El Edificio 703 de la NASA es el sueño de las personas que gustan de desarmar cosas, juntar las piezas, y con ellas armar algo nuevo. Muchas de las naves que hay en el lugar, y que son utilizadas en diferentes misiones, se arman literalmente con desechos, partes de aviones comerciales o fragmentos de los Lockheed U-2 utilizados durante la Guerra Fría. Las políticas de esos años pasan la factura a esta generación; una ingeniera a cargo de uno de los proyectos nos explica que, como esos modelos se volvieron muy conocidos y bombardearon mucho, en algunos países la figura del U-2 está relacionada con la figura del hombre blanco opresor. En esas regiones, que en ocasiones son las más afectadas por fenómenos naturales, el equipo del Armstrong Center tiene que hacer mucho trabajo previo, hablar del proyecto y pasar por varios filtros, para acceder a esa área del mundo, indispensable para entender el cambio climático. 

Por momentos me emociono tanto que quiero recordar cada sonido, cada nave y cada historia, pero a pesar de eso, no puedo dejar de notar que hay pocas mujeres en los grupos de trabajo, y pocos latinos. Sin embargo también recuerdo que a pesar del discurso negacionista del presidente Trump, su vicepresidente, Mike Pence, dijo en una ocasión que su país ya había llevado a un hombre a la Luna, y que era momento de llevar a una mujer. Así que, tal vez a pasos pequeños, quiero creer que avanzamos; porque cuando se trata del universo, cada paso pequeño es un gran paso para la humanidad.

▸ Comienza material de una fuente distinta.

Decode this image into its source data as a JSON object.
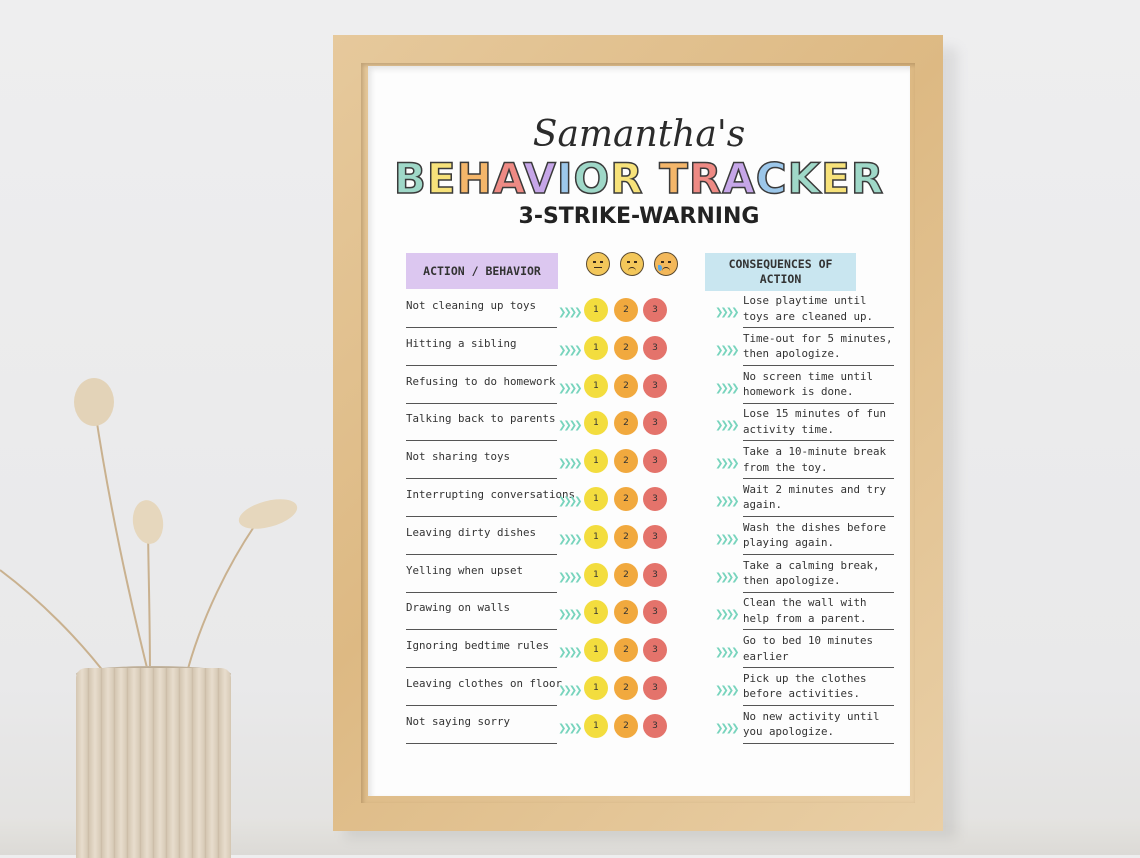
{
  "poster": {
    "name": "Samantha's",
    "title_letters": [
      {
        "ch": "B",
        "color": "#9fd8c8"
      },
      {
        "ch": "E",
        "color": "#f7e27a"
      },
      {
        "ch": "H",
        "color": "#f4b66a"
      },
      {
        "ch": "A",
        "color": "#ee8a84"
      },
      {
        "ch": "V",
        "color": "#c6a6e8"
      },
      {
        "ch": "I",
        "color": "#9cc7ea"
      },
      {
        "ch": "O",
        "color": "#9fd8c8"
      },
      {
        "ch": "R",
        "color": "#f7e27a"
      },
      {
        "ch": " ",
        "color": "#ffffff"
      },
      {
        "ch": "T",
        "color": "#f4b66a"
      },
      {
        "ch": "R",
        "color": "#ee8a84"
      },
      {
        "ch": "A",
        "color": "#c6a6e8"
      },
      {
        "ch": "C",
        "color": "#9cc7ea"
      },
      {
        "ch": "K",
        "color": "#9fd8c8"
      },
      {
        "ch": "E",
        "color": "#f7e27a"
      },
      {
        "ch": "R",
        "color": "#9fd8c8"
      }
    ],
    "tagline": "3-STRIKE-WARNING",
    "header_left": "ACTION / BEHAVIOR",
    "header_right": "CONSEQUENCES OF ACTION",
    "faces": [
      "neutral-face-icon",
      "sad-face-icon",
      "crying-face-icon"
    ],
    "strike_numbers": [
      "1",
      "2",
      "3"
    ],
    "rows": [
      {
        "behavior": "Not cleaning up toys",
        "consequence": "Lose playtime until toys are cleaned up."
      },
      {
        "behavior": "Hitting a sibling",
        "consequence": "Time-out for 5 minutes, then apologize."
      },
      {
        "behavior": "Refusing to do homework",
        "consequence": "No screen time until homework is done."
      },
      {
        "behavior": "Talking back to parents",
        "consequence": "Lose 15 minutes of fun activity time."
      },
      {
        "behavior": "Not sharing toys",
        "consequence": "Take a 10-minute break from the toy."
      },
      {
        "behavior": "Interrupting conversations",
        "consequence": "Wait 2 minutes and try again."
      },
      {
        "behavior": "Leaving dirty dishes",
        "consequence": "Wash the dishes before playing again."
      },
      {
        "behavior": "Yelling when upset",
        "consequence": "Take a calming break, then apologize."
      },
      {
        "behavior": "Drawing on walls",
        "consequence": "Clean the wall with help from a parent."
      },
      {
        "behavior": "Ignoring bedtime rules",
        "consequence": "Go to bed 10 minutes earlier"
      },
      {
        "behavior": "Leaving clothes on floor",
        "consequence": "Pick up the clothes before activities."
      },
      {
        "behavior": "Not saying sorry",
        "consequence": "No new activity until you apologize."
      }
    ]
  }
}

Después de ver imágenes del cielo y el espacio, el desierto me parece aún más seco, pero menos extenso; súbitamente arrancar mi auto y empezar a manejar —navegar— se vuelve una actividad realizada a plena consciencia. Tengo una playlist con canciones que tratan sobre volar; se llama Fly me to the Moon. Nada como manejar de vuelta por el desierto con la voz de Frank Sinatra de fondo, el auto lleno de tierra y la cabeza en la luna.